Letters to Nature

Nature 434, 622-625 (31 March 2005) | doi:10.1038/nature03428; Received 3 September 2004; Accepted 4 February 2005

Unconventional superconductivity in PuCoGa5

N. J. Curro1, T. Caldwell1, E. D. Bauer1, L. A. Morales1, M. J. Graf1, Y. Bang2, A. V. Balatsky1, J. D. Thompson1 and J. L. Sarrao1

  1. Los Alamos National Laboratory, Los Alamos, New Mexico 87545, USA
  2. Department of Physics, Chonnam National University, Kwangju 500-757, Korea

Correspondence to: N. J. Curro1 Correspondence and requests for materials should be addressed to N.J.C. (Email: curro@lanl.gov).

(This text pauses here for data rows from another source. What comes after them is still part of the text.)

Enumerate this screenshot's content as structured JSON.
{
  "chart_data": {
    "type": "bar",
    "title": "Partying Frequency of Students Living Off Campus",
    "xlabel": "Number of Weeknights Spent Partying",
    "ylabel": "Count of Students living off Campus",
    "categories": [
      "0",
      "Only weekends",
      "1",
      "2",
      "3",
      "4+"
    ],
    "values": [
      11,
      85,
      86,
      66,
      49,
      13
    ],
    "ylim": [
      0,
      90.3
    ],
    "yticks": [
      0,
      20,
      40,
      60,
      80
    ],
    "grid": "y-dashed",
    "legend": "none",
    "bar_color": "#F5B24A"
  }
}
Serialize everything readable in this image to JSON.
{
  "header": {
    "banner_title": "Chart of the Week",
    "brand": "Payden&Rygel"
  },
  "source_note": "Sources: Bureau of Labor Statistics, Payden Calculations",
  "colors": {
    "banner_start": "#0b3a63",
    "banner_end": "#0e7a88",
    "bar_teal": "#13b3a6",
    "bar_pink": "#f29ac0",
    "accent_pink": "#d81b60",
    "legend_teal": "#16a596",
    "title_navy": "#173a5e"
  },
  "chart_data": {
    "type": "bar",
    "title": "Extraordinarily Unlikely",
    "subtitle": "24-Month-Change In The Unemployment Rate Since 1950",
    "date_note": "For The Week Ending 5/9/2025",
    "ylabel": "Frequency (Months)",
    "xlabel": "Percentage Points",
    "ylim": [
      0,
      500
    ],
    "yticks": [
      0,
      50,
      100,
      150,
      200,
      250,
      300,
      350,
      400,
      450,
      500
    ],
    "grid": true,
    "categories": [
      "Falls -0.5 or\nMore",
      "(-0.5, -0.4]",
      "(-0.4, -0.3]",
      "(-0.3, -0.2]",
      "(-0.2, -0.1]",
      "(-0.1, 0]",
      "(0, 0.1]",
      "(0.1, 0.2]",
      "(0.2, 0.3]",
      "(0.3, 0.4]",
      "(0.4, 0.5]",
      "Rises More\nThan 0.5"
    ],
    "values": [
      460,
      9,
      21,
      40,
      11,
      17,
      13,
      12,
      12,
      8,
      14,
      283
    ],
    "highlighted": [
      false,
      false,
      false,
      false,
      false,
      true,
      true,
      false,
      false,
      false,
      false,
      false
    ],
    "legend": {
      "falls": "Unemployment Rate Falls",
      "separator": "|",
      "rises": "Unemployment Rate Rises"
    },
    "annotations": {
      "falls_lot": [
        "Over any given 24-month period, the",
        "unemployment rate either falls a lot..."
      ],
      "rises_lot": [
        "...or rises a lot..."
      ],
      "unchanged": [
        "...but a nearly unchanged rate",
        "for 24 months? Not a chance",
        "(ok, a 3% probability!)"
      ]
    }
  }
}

In the Bardeen–Cooper–Schrieffer theory of superconductivity, electrons form (Cooper) pairs through an interaction mediated by vibrations in the underlying crystal structure. Like lattice vibrations, antiferromagnetic fluctuations can also produce an attractive interaction creating Cooper pairs, though with spin and angular momentum properties different from those of conventional superconductors. Such interactions have been implicated for two disparate classes of materials—the copper oxides1, 2 and a set of Ce- and U-based compounds3. But because their transition temperatures differ by nearly two orders of magnitude, this raises the question of whether a common pairing mechanism applies. PuCoGa5 has a transition temperature intermediate between those classes and therefore may bridge these extremes4. Here we report measurements of the nuclear spin-lattice relaxation rate and Knight shift in PuCoGa5, which demonstrate that it is an unconventional superconductor with properties as expected for antiferromagnetically mediated superconductivity. Scaling of the relaxation rates among all of these materials (a feature not exhibited by their Knight shifts) establishes antiferromagnetic fluctuations as a likely mechanism for their unconventional superconductivity and suggests that related classes of exotic superconductors may yet be discovered.